Back in 2018, Audrey detailed how it felt when she first dealt with mastitis, In Touch Weekly reports. “Since delivering Ember, I struggled with mastitis on and off. I was severely engorged,” the new mom wrote on Instagram. “On top of that, Ember had a really severe tongue tie that we had to get surgically fixed about two or three weeks after she was born. Before that, I was having a lot of blistering and bruising.”

Thankfully, her condition got better after a few months of breastfeeding. “I was only able to pump MAYBE one ounce the first two months after having Ember,” she wrote to her Instagram Story in 2018. “I fed 15 hours of my day and it hurt and was so hard. But here we are at five months pumping eight ounces like it’s nothin.”

Her followers have mixed feelings about her post-birth journeys

Jeremy Roloff and Audrey Roloff celebrate their new book 'A Love Letter Life'
Jeremy Roloff and Audrey Roloff celebrate their book ‘A Love Letter Life’ | Tibrina Hobson/Getty Images

In Touch Weekly reports on Audrey’s Behind the Scenes podcast, she noted she’s “a professional at fighting this beast now” when it comes to mastitis. And many thanked her for sharing her struggles via the comment section on her Instagram photo of her with Bode. But her followers haven’t always been grateful for her honesty. In the past, many critiqued Audrey for sharing how her health difficulties robbed her of her time with her daughter, Ember.
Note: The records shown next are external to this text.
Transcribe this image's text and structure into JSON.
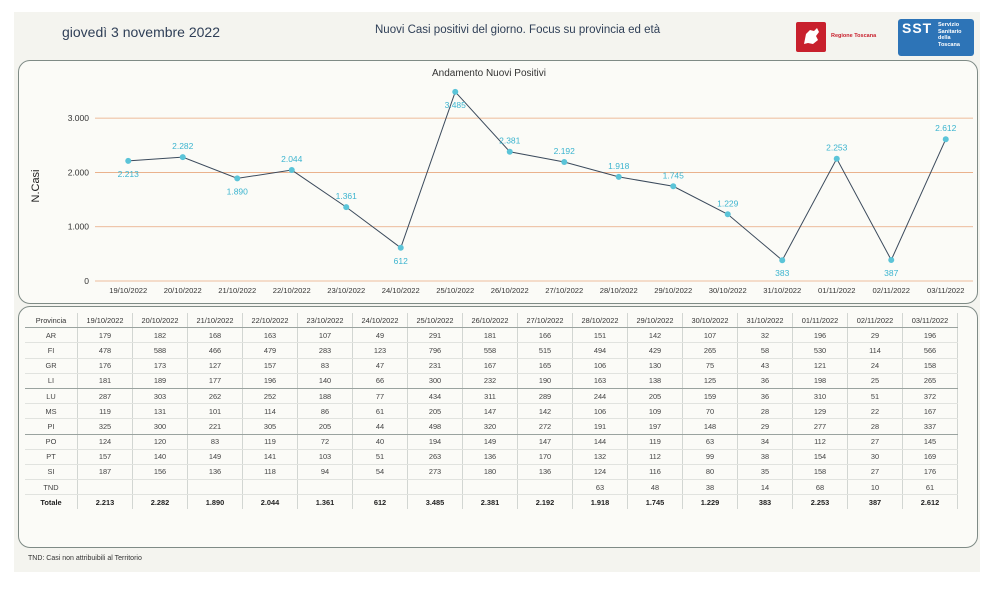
{
  "header": {
    "date": "giovedì 3 novembre 2022",
    "subtitle": "Nuovi Casi positivi del giorno. Focus su provincia ed età",
    "logo_toscana_text": "Regione Toscana",
    "logo_sst_mark": "SST",
    "logo_sst_text": [
      "Servizio",
      "Sanitario",
      "della",
      "Toscana"
    ]
  },
  "colors": {
    "line": "#3b4a5c",
    "point": "#5bc4d8",
    "label": "#3bb4cf",
    "grid": "#e8a77e",
    "axis_text": "#333333"
  },
  "chart_data": {
    "type": "line",
    "title": "Andamento Nuovi Positivi",
    "ylabel": "N.Casi",
    "xlabel": "",
    "ylim": [
      0,
      3500
    ],
    "yticks": [
      0,
      1000,
      2000,
      3000
    ],
    "ytick_labels": [
      "0",
      "1.000",
      "2.000",
      "3.000"
    ],
    "grid": true,
    "categories": [
      "19/10/2022",
      "20/10/2022",
      "21/10/2022",
      "22/10/2022",
      "23/10/2022",
      "24/10/2022",
      "25/10/2022",
      "26/10/2022",
      "27/10/2022",
      "28/10/2022",
      "29/10/2022",
      "30/10/2022",
      "31/10/2022",
      "01/11/2022",
      "02/11/2022",
      "03/11/2022"
    ],
    "values": [
      2213,
      2282,
      1890,
      2044,
      1361,
      612,
      3485,
      2381,
      2192,
      1918,
      1745,
      1229,
      383,
      2253,
      387,
      2612
    ],
    "value_labels": [
      "2.213",
      "2.282",
      "1.890",
      "2.044",
      "1.361",
      "612",
      "3.485",
      "2.381",
      "2.192",
      "1.918",
      "1.745",
      "1.229",
      "383",
      "2.253",
      "387",
      "2.612"
    ],
    "label_positions": [
      "below",
      "above",
      "below",
      "above",
      "above",
      "below",
      "below",
      "above",
      "above",
      "above",
      "above",
      "above",
      "below",
      "above",
      "below",
      "above"
    ]
  },
  "table": {
    "header_first": "Provincia",
    "columns": [
      "19/10/2022",
      "20/10/2022",
      "21/10/2022",
      "22/10/2022",
      "23/10/2022",
      "24/10/2022",
      "25/10/2022",
      "26/10/2022",
      "27/10/2022",
      "28/10/2022",
      "29/10/2022",
      "30/10/2022",
      "31/10/2022",
      "01/11/2022",
      "02/11/2022",
      "03/11/2022"
    ],
    "rows": [
      {
        "name": "AR",
        "values": [
          "179",
          "182",
          "168",
          "163",
          "107",
          "49",
          "291",
          "181",
          "166",
          "151",
          "142",
          "107",
          "32",
          "196",
          "29",
          "196"
        ]
      },
      {
        "name": "FI",
        "values": [
          "478",
          "588",
          "466",
          "479",
          "283",
          "123",
          "796",
          "558",
          "515",
          "494",
          "429",
          "265",
          "58",
          "530",
          "114",
          "566"
        ]
      },
      {
        "name": "GR",
        "values": [
          "176",
          "173",
          "127",
          "157",
          "83",
          "47",
          "231",
          "167",
          "165",
          "106",
          "130",
          "75",
          "43",
          "121",
          "24",
          "158"
        ]
      },
      {
        "name": "LI",
        "values": [
          "181",
          "189",
          "177",
          "196",
          "140",
          "66",
          "300",
          "232",
          "190",
          "163",
          "138",
          "125",
          "36",
          "198",
          "25",
          "265"
        ]
      },
      {
        "name": "LU",
        "values": [
          "287",
          "303",
          "262",
          "252",
          "188",
          "77",
          "434",
          "311",
          "289",
          "244",
          "205",
          "159",
          "36",
          "310",
          "51",
          "372"
        ]
      },
      {
        "name": "MS",
        "values": [
          "119",
          "131",
          "101",
          "114",
          "86",
          "61",
          "205",
          "147",
          "142",
          "106",
          "109",
          "70",
          "28",
          "129",
          "22",
          "167"
        ]
      },
      {
        "name": "PI",
        "values": [
          "325",
          "300",
          "221",
          "305",
          "205",
          "44",
          "498",
          "320",
          "272",
          "191",
          "197",
          "148",
          "29",
          "277",
          "28",
          "337"
        ]
      },
      {
        "name": "PO",
        "values": [
          "124",
          "120",
          "83",
          "119",
          "72",
          "40",
          "194",
          "149",
          "147",
          "144",
          "119",
          "63",
          "34",
          "112",
          "27",
          "145"
        ]
      },
      {
        "name": "PT",
        "values": [
          "157",
          "140",
          "149",
          "141",
          "103",
          "51",
          "263",
          "136",
          "170",
          "132",
          "112",
          "99",
          "38",
          "154",
          "30",
          "169"
        ]
      },
      {
        "name": "SI",
        "values": [
          "187",
          "156",
          "136",
          "118",
          "94",
          "54",
          "273",
          "180",
          "136",
          "124",
          "116",
          "80",
          "35",
          "158",
          "27",
          "176"
        ]
      },
      {
        "name": "TND",
        "values": [
          "",
          "",
          "",
          "",
          "",
          "",
          "",
          "",
          "",
          "63",
          "48",
          "38",
          "14",
          "68",
          "10",
          "61"
        ]
      }
    ],
    "total": {
      "name": "Totale",
      "values": [
        "2.213",
        "2.282",
        "1.890",
        "2.044",
        "1.361",
        "612",
        "3.485",
        "2.381",
        "2.192",
        "1.918",
        "1.745",
        "1.229",
        "383",
        "2.253",
        "387",
        "2.612"
      ]
    }
  },
  "footnote": "TND:  Casi non attribuibili al Territorio"
}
“Audrey has an idealized view of motherhood and anything that deviates from that is unique to her and is ‘robbing’ her. No. This IS motherhood,” one follower tweeted.

“Audrey, you weren’t ‘robbed’ of anything. This is what parenting is,” another tweeted. “Life has a way of humbling you. I hope you are learning and growing from this. You are not a victim, you are simply a mother. More fortunate than most in fact.”

We hope Audrey can get over the most difficult post-pregnancy humps quickly, though we don’t expect to see much of her on LPBW this coming season.